Die Beklagte wies den Widerspruch gegen den Bescheid vom 12.10.2012 mit Widerspruchsbescheid vom 02.10.2013 als unbegründet
zurück. Bei der Beschäftigung des Klägers handele es sich um eine solche bei einem nichtanwaltlichen Arbeitgeber. Das geschilderte
Aufgabenspektrum genüge nicht für die Annahme einer anwaltlichen Tätigkeit. Ferner sei der Kläger weisungsgebunden und nicht
weisungsfrei wie ein bei einem Rechtsanwalt angestellter Rechtsanwalt. Auch der tariflichen Eingruppierung in Gehaltsklasse
VII der Betriebsvereinbarung komme hohe indizielle Wirkung zu.
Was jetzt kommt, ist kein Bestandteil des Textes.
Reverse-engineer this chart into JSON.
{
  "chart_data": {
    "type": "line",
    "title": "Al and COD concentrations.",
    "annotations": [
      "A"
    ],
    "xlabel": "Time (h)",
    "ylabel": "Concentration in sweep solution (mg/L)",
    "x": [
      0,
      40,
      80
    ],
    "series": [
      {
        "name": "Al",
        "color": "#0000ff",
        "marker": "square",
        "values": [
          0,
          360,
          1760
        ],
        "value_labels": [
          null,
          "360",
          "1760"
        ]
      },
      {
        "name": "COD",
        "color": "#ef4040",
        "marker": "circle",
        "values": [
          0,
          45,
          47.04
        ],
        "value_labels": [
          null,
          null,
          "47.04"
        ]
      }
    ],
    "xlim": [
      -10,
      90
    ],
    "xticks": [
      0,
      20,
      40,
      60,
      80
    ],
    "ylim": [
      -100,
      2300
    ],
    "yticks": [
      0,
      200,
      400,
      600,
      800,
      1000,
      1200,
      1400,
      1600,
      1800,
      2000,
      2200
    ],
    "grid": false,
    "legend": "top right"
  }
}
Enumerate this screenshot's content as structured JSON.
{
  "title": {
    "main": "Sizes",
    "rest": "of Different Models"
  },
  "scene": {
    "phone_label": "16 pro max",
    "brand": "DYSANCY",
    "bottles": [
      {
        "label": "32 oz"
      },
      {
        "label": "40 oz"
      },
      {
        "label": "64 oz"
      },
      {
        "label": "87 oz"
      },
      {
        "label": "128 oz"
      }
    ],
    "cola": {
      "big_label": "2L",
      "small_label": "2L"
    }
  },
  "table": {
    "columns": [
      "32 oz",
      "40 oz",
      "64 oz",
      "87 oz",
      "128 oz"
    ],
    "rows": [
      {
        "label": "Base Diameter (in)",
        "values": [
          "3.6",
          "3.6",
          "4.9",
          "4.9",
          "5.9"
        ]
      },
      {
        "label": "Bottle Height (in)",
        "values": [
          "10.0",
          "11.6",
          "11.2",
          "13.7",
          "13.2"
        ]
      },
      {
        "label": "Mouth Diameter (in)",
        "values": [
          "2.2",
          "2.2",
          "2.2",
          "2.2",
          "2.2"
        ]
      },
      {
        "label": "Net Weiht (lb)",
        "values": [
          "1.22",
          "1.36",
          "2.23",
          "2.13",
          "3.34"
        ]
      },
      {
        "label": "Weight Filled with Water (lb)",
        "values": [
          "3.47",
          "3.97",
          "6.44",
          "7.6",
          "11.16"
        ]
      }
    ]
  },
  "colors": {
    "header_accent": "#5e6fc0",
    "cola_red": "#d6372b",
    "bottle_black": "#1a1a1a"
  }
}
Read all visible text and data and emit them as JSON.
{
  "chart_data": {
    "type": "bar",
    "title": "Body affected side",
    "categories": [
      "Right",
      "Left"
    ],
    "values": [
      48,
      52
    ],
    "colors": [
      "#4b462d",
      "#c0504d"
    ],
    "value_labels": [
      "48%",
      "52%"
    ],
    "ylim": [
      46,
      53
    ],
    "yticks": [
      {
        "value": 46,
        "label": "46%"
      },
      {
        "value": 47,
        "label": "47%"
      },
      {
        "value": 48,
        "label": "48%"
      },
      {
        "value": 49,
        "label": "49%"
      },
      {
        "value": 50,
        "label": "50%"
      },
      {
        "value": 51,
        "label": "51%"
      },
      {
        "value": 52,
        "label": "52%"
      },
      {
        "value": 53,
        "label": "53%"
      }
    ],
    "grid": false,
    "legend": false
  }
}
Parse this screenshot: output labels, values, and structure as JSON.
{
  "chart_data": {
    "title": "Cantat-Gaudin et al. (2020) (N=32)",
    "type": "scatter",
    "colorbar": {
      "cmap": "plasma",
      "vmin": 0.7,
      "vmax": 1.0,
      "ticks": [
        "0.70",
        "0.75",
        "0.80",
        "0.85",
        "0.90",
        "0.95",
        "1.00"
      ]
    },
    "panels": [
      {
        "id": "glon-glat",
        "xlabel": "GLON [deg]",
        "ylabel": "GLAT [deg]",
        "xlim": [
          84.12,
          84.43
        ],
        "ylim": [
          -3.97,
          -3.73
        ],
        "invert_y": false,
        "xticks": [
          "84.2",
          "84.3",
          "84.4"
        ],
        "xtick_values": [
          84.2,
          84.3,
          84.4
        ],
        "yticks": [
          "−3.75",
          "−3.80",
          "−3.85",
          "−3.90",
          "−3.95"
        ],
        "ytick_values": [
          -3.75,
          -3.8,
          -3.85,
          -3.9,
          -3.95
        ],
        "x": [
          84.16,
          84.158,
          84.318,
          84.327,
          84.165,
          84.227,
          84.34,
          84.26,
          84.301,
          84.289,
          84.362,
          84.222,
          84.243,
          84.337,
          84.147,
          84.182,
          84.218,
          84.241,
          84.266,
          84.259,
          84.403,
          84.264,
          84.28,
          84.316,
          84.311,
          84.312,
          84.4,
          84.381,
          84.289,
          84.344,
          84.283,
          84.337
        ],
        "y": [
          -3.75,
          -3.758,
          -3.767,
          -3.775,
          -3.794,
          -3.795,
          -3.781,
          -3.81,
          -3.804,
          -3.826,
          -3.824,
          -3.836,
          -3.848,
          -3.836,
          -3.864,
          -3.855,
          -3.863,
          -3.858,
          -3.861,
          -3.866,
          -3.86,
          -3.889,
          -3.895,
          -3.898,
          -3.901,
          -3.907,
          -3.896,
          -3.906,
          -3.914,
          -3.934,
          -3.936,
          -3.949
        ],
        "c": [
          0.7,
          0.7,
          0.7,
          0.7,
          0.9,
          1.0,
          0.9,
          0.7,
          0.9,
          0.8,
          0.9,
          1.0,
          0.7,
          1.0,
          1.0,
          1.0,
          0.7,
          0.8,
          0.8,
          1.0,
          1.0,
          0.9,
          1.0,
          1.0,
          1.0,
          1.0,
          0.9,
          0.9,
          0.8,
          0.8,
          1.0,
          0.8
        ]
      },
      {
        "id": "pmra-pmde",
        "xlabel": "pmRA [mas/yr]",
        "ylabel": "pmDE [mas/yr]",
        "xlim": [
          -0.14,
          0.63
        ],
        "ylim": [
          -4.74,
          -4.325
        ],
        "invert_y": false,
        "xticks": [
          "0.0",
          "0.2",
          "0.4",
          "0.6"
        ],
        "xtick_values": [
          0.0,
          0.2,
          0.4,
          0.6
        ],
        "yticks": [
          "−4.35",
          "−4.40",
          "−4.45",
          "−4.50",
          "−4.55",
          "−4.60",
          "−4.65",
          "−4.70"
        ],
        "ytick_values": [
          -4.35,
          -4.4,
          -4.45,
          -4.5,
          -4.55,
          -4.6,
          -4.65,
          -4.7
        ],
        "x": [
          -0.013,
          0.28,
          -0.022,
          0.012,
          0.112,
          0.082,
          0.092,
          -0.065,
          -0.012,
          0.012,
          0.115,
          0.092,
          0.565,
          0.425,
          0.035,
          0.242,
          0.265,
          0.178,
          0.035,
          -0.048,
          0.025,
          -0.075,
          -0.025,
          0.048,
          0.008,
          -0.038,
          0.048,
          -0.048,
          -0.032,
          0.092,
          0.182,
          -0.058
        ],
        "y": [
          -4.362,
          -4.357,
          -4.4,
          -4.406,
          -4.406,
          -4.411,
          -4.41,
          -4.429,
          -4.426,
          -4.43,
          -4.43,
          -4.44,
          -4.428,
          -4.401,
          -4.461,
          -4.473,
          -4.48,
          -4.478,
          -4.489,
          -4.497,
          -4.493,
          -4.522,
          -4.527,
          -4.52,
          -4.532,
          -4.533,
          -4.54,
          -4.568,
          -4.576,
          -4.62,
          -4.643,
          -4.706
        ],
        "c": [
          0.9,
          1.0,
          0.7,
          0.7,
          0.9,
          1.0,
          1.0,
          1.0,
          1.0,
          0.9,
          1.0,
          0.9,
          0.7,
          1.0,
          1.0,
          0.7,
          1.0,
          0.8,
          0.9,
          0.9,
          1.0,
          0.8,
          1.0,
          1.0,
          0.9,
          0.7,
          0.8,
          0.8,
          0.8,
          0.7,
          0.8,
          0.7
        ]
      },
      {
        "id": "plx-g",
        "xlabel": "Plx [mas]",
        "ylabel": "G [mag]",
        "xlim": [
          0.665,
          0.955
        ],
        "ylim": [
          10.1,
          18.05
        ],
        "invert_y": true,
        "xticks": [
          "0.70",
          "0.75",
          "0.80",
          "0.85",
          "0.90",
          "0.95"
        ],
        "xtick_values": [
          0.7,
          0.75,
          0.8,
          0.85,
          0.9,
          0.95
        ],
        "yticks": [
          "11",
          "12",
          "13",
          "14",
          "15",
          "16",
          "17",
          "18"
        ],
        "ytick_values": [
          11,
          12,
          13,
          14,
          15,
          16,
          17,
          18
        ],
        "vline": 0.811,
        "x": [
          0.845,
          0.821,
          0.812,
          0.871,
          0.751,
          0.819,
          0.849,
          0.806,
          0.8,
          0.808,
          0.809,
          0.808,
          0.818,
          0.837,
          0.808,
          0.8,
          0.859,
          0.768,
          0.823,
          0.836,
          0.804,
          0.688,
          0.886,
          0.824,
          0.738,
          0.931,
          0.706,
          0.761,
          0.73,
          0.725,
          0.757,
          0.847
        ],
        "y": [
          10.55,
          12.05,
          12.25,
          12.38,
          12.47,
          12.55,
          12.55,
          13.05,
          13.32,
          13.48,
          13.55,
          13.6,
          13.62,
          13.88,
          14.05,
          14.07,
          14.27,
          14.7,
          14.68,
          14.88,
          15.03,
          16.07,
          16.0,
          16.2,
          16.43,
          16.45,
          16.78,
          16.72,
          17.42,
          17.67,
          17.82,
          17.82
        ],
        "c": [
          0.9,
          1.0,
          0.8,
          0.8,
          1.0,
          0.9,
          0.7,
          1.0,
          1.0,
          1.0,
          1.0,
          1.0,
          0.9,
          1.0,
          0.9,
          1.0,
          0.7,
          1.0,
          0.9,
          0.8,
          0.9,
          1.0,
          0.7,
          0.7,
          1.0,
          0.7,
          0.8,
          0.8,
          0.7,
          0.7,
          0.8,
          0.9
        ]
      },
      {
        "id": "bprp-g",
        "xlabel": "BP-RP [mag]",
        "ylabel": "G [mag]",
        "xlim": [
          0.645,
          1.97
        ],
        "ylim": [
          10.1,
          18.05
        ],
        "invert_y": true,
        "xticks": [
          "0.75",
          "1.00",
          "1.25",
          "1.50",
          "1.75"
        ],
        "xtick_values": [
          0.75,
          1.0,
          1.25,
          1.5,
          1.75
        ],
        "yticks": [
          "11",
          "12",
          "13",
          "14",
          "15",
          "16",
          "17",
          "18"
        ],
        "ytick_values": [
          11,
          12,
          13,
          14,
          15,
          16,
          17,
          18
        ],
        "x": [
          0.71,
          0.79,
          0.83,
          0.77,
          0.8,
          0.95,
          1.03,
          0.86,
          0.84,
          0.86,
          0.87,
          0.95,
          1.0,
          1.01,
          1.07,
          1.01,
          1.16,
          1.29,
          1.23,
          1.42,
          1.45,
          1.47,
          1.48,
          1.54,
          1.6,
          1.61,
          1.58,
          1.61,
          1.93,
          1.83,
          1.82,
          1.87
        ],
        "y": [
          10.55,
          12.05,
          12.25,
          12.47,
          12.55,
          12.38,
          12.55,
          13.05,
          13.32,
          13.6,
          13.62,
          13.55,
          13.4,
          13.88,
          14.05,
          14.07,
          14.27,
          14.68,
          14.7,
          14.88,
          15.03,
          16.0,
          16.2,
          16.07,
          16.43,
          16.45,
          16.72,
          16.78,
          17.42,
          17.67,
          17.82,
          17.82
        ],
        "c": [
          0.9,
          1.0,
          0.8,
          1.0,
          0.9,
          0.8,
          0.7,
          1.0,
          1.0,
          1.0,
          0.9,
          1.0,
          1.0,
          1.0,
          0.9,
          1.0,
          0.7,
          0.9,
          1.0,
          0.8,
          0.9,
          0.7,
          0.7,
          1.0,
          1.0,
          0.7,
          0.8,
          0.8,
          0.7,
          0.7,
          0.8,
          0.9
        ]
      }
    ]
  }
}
Danach gehörten hierzu Tätigkeiten, die umfassende Kenntnisse
voraussetzten und deren Ausführung überwiegend eigene Entscheidungen und ein entsprechendes Maß an Verantwortung voraussetzen
würden, zum Beispiel Sachbearbeiter mit weitgehender Weisungsbefugnis und besonderer Vertrauensstellung (Qualifikation: Arbeitnehmer
mit abgeschlossenem rechts- und wirtschaftswissenschaftlichen Hochschul- oder artverwandtem Fachhochschulstudium ohne Berufserfahrung
oder vorheriger Berufsausbildung). Bei der vom Kläger ausgeübten Tätigkeit handele es sich deshalb um eine qualifizierte Sachbearbeitertätigkeit,
nicht aber um die Wahrnehmung von Rechtsangelegenheiten im Sinne des § 3 Bundesrechtsanwaltsordnung - BRAO -.
Zur Begründung der hiergegen am 29.10.2013 zum Sozialgericht Nürnberg (SG) zunächst nur fristwahrend erhobenen Klage hat der Kläger mit Schriftsatz vom 10.12.2013 vorgetragen, dass die Mitgliedschaft
für zugelassene Rechtsanwälte in der zuständigen Rechtsanwaltskammer nach § 60 Abs 1 BRAO verpflichtend sei, wobei es nicht darauf ankomme, ob der Rechtsanwalt eine anwaltliche Tätigkeit tatsächlich auch ausübe.
Dieser unterliege lediglich einer Kanzleipflicht nach § 27 Abs 1 BRAO. Die Zulassung zur Rechtsanwaltschaft sei daher nicht an eine aktive Ausübung der Tätigkeit geknüpft. Vielmehr werde die
Zulassung davon abhängig gemacht, dass keine Tätigkeit ausgeübt werde, die mit dem Beruf des Rechtsanwalts unvereinbar sei.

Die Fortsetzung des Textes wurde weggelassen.